Now, I don't know exactly how much of The Rising (Book 1 of The Flight Engineer Series) is Doohan and what part is Stirling, but I do know that Starline (Baen) shamelessly promotes Doohan--putting his name right there up on top along with the tagline "Beam us up, 'Scotty'!" And if that wasn't enough, there's his face plastered above an exploding ship, obviously with an appropriate look of mortification because his ship finally did blow. And if that wasn't enough, there's even a quote about Trekkies on the front cover.
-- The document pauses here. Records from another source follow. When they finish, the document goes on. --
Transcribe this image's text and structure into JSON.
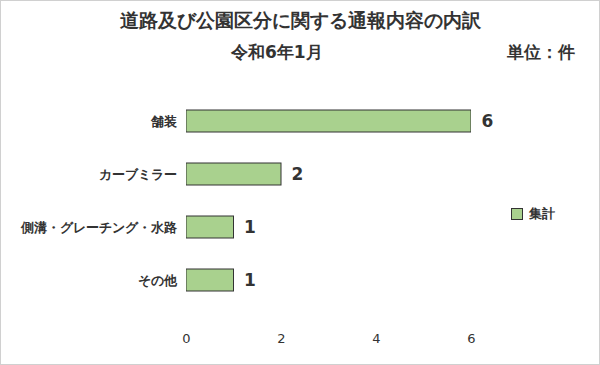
{
  "chart_data": {
    "type": "bar",
    "orientation": "horizontal",
    "title": "道路及び公園区分に関する通報内容の内訳",
    "subtitle": "令和6年1月",
    "annotations": [
      "単位：件"
    ],
    "categories": [
      "舗装",
      "カーブミラー",
      "側溝・グレーチング・水路",
      "その他"
    ],
    "series": [
      {
        "name": "集計",
        "color": "#a9d18e",
        "values": [
          6,
          2,
          1,
          1
        ]
      }
    ],
    "xlim": [
      0,
      6
    ],
    "xticks": [
      0,
      2,
      4,
      6
    ],
    "grid": false,
    "legend": "right",
    "data_labels": true
  }
}
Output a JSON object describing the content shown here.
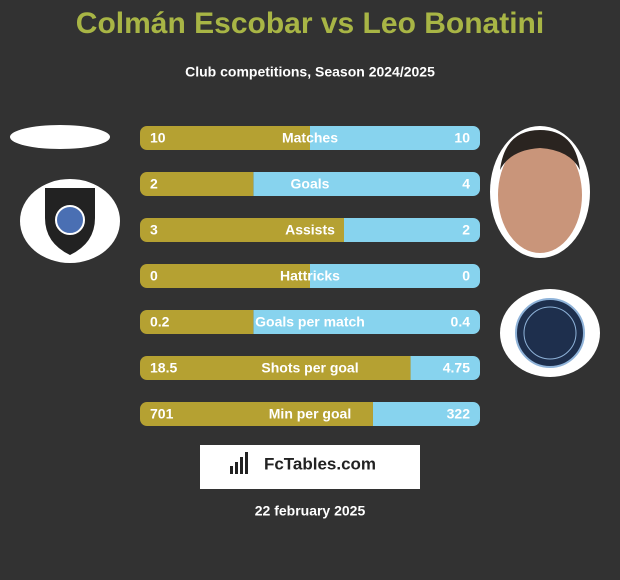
{
  "header": {
    "title": "Colmán Escobar vs Leo Bonatini",
    "subtitle": "Club competitions, Season 2024/2025"
  },
  "rows": [
    {
      "label": "Matches",
      "left": 10,
      "right": 10
    },
    {
      "label": "Goals",
      "left": 2,
      "right": 4
    },
    {
      "label": "Assists",
      "left": 3,
      "right": 2
    },
    {
      "label": "Hattricks",
      "left": 0,
      "right": 0
    },
    {
      "label": "Goals per match",
      "left": 0.2,
      "right": 0.4
    },
    {
      "label": "Shots per goal",
      "left": 18.5,
      "right": 4.75
    },
    {
      "label": "Min per goal",
      "left": 701,
      "right": 322
    }
  ],
  "brand": "FcTables.com",
  "date": "22 february 2025"
}
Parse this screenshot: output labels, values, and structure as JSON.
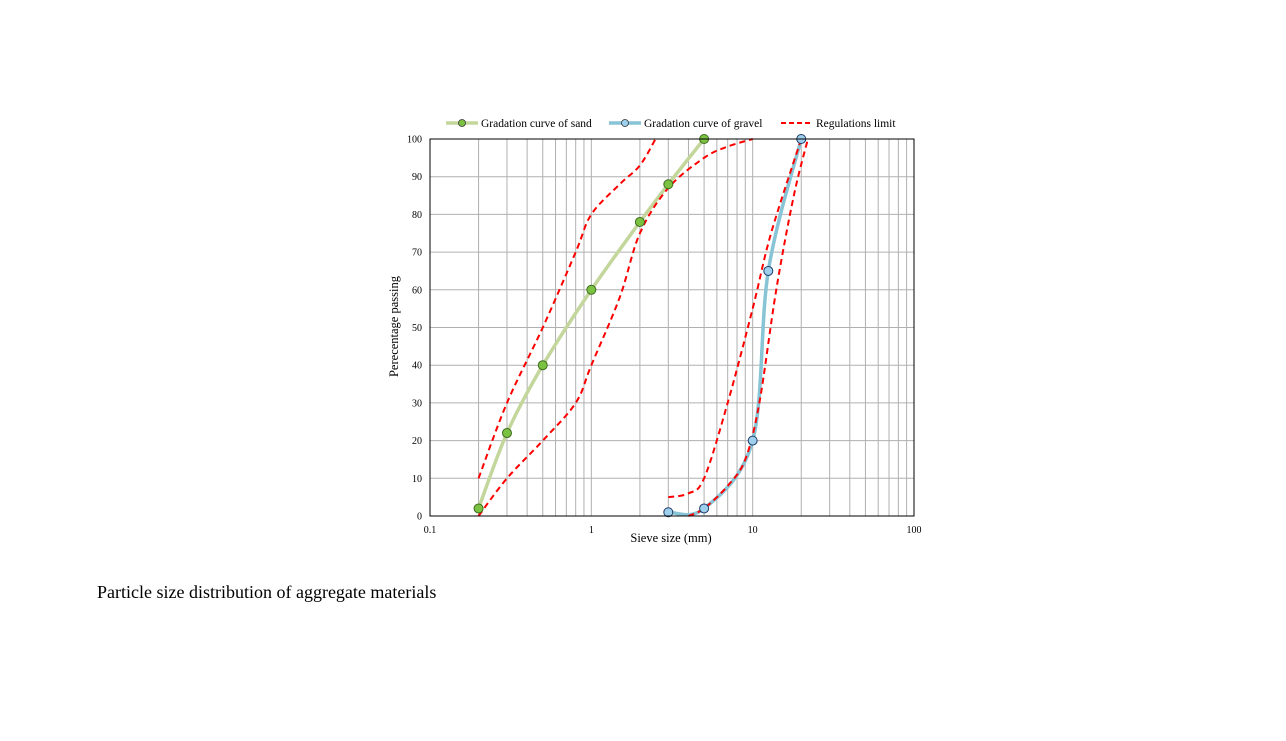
{
  "caption": "Particle size distribution of aggregate materials",
  "chart_data": {
    "type": "line",
    "x_scale": "log",
    "xlim": [
      0.1,
      100
    ],
    "ylim": [
      0,
      100
    ],
    "x_ticks": [
      0.1,
      1,
      10,
      100
    ],
    "x_tick_labels": [
      "0.1",
      "1",
      "10",
      "100"
    ],
    "y_ticks": [
      0,
      10,
      20,
      30,
      40,
      50,
      60,
      70,
      80,
      90,
      100
    ],
    "y_tick_labels": [
      "0",
      "10",
      "20",
      "30",
      "40",
      "50",
      "60",
      "70",
      "80",
      "90",
      "100"
    ],
    "xlabel": "Sieve size (mm)",
    "ylabel": "Perecentage passing",
    "grid": true,
    "legend_position": "top",
    "series": [
      {
        "name": "Gradation curve of sand",
        "color": "#c3d69b",
        "marker_color": "#7cc242",
        "style": "solid-marker",
        "x": [
          0.2,
          0.3,
          0.5,
          1,
          2,
          3,
          5
        ],
        "y": [
          2,
          22,
          40,
          60,
          78,
          88,
          100
        ]
      },
      {
        "name": "Gradation curve of gravel",
        "color": "#86c4d6",
        "marker_color": "#9ed0ee",
        "style": "solid-marker",
        "x": [
          3,
          5,
          10,
          12.5,
          20
        ],
        "y": [
          1,
          2,
          20,
          65,
          100
        ]
      },
      {
        "name": "Regulations limit",
        "color": "#ff0000",
        "style": "dashed",
        "lines": [
          {
            "x": [
              0.2,
              0.3,
              0.5,
              0.8,
              1,
              1.5,
              2,
              2.5
            ],
            "y": [
              10,
              30,
              50,
              70,
              80,
              88,
              93,
              100
            ]
          },
          {
            "x": [
              0.2,
              0.3,
              0.5,
              0.8,
              1,
              1.5,
              2,
              3,
              5,
              7,
              10
            ],
            "y": [
              0,
              10,
              20,
              30,
              40,
              58,
              75,
              87,
              95,
              98,
              100
            ]
          },
          {
            "x": [
              3,
              4,
              5,
              7,
              10,
              13,
              20
            ],
            "y": [
              5,
              6,
              10,
              30,
              55,
              75,
              100
            ]
          },
          {
            "x": [
              4,
              5,
              7,
              9,
              11,
              14,
              18,
              22
            ],
            "y": [
              0,
              2,
              8,
              15,
              30,
              60,
              85,
              100
            ]
          }
        ]
      }
    ]
  }
}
Yet this is NOT a Star Trek ™ novel. The Rising follows starfighter ace Peter Raeder and his new assignment about a light carrier--as the flight engineer in charge of 500 crewmen and women. You see, in the war against "the Mollies," a fanatical religious group that seems as powerfully armed as Raeder's "Commonwealth," he was blown out of a starfighter, losing his hand in the process.

No hand, no fly (take that Luke Skywalker!), which makes sense since his prosthetic hand lacks the sensitivity of a real hand--a string of broken glasses shows that plain enough. In any case, this new light carrier, the Invincible, seems beset by mysterious problems, including the death of its flight engineer. Accidents, or sabotage? It all points to the second flight engineer in command, Cynthia Robbins, but it is up to Raeder to figure it out.

The character is likeable enough, with plenty of introspective commentary about people, places, and procedures, as he manages his engineering department and becomes amateur sleuth. Of course, he's a hands-on hero, risking life and limb for the Commonwealth with ad-hoc solutions.

It is all quite interesting and entertaining, and the book is a fast read. The action is intense, the attitudes appropriate, and the characters come across as believeable and smart. The background is a bit muddled, and some aliens are now allies of the Mollies, a bother considering the point of view shifts from Raeder back to an omnicient viewpoint and back again.